Não é a primeira vez que problemas de ordem econômica afetam até a raiz do sonho profissional de legiões de brasileiros. Tornou-se emblemática, por exemplo, a crise de empregabilidade dos engenheiros durante a recessão da década de 1980. Milhares deles foram demitidos e levas de jovens recém-formados tiveram de migrar para outras profissões, por não conseguirem o primeiro emprego. Quem não se lembra da lanchonete “O Engenheiro que Virou Suco”, na Avenida Paulista, em São Paulo, aberta naquela oportunidade pelo engenheiro metalurgista Odil Garcez Filho, já falecido, que ficara desempregado e viu as portas do mercado se fecharem para os profissionais da área? Garcez fez questão de pendurar o diploma na parede e colar a caderneta do Conselho Regional de Engenheira e Agronomia (Crea) no vidro do caixa de seu estabelecimento, que acabou se tornando uma espécie de símbolo daquele período difícil. Por questões óbvias, a imprensa se interessou pela história e havia sempre quem perguntasse se ele era de fato engenheiro.

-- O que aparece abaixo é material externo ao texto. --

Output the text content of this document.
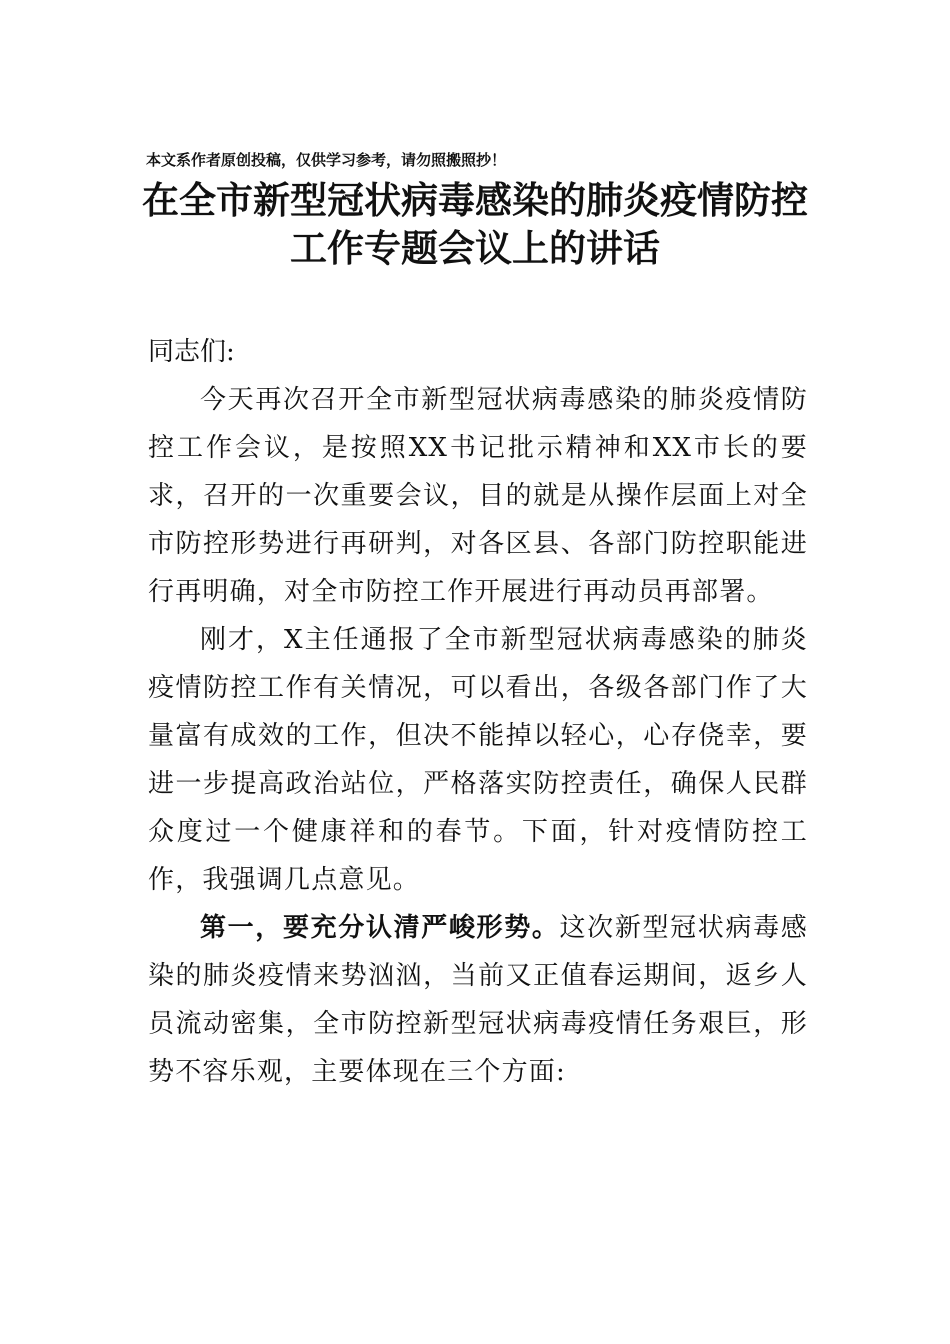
本文系作者原创投稿，仅供学习参考，请勿照搬照抄！
在全市新型冠状病毒感染的肺炎疫情防控
工作专题会议上的讲话
同志们:

今天再次召开全市新型冠状病毒感染的肺炎疫情防控工作会议，是按照XX书记批示精神和XX市长的要求，召开的一次重要会议，目的就是从操作层面上对全市防控形势进行再研判，对各区县、各部门防控职能进行再明确，对全市防控工作开展进行再动员再部署。

刚才，X主任通报了全市新型冠状病毒感染的肺炎疫情防控工作有关情况，可以看出，各级各部门作了大量富有成效的工作，但决不能掉以轻心，心存侥幸，要进一步提高政治站位，严格落实防控责任，确保人民群众度过一个健康祥和的春节。下面，针对疫情防控工作，我强调几点意见。

第一，要充分认清严峻形势。这次新型冠状病毒感染的肺炎疫情来势汹汹，当前又正值春运期间，返乡人员流动密集，全市防控新型冠状病毒疫情任务艰巨，形势不容乐观，主要体现在三个方面:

À época, muitos jovens, inclusive, desistiram de estudar de olho nessa profissão por medo de não arranjarem emprego após formados. “Mas, felizmente, esse cenário mudou, tanto que o total de graduados em engenharia cresceu a uma taxa de 8,7% ao ano”, relata Mario Sergio Salerno, professor da Escola Politécnica da Universidade de São Paulo (Poli-USP) e coordenador do portal EngenhariaData, desenvolvido pelo Instituto de Estudos Avançados daquela instituição de ensino para acompanhar o mercado de engenharia do ponto de vista profissional e tecnológico.
Salerno afirma que, hoje, nos vestibulares, há mais candidatos aos cursos de engenharia do que, por exemplo, de direito. “Na prática, a situação atual é de equilíbrio entre oferta e demanda”, afirma. Ele observa, no entanto, que a pulverização dos empregos na década de 1980 deixou sequelas graves. A falta de engenheiros experientes no mercado continua gritante, pois a bancarrota daqueles anos criou um “buraco geracional” na categoria, que só o tempo eliminará. Há outro dado a considerar. Segundo Salerno, “não só o número de formados cresceu como mais de 50% deles, hoje, continuam na carreira típica de engenharia, o que não acontecia no final do século passado, quando a maioria seguia direto para a área financeira, de logística, de recursos humanos e do magistério entre outras”.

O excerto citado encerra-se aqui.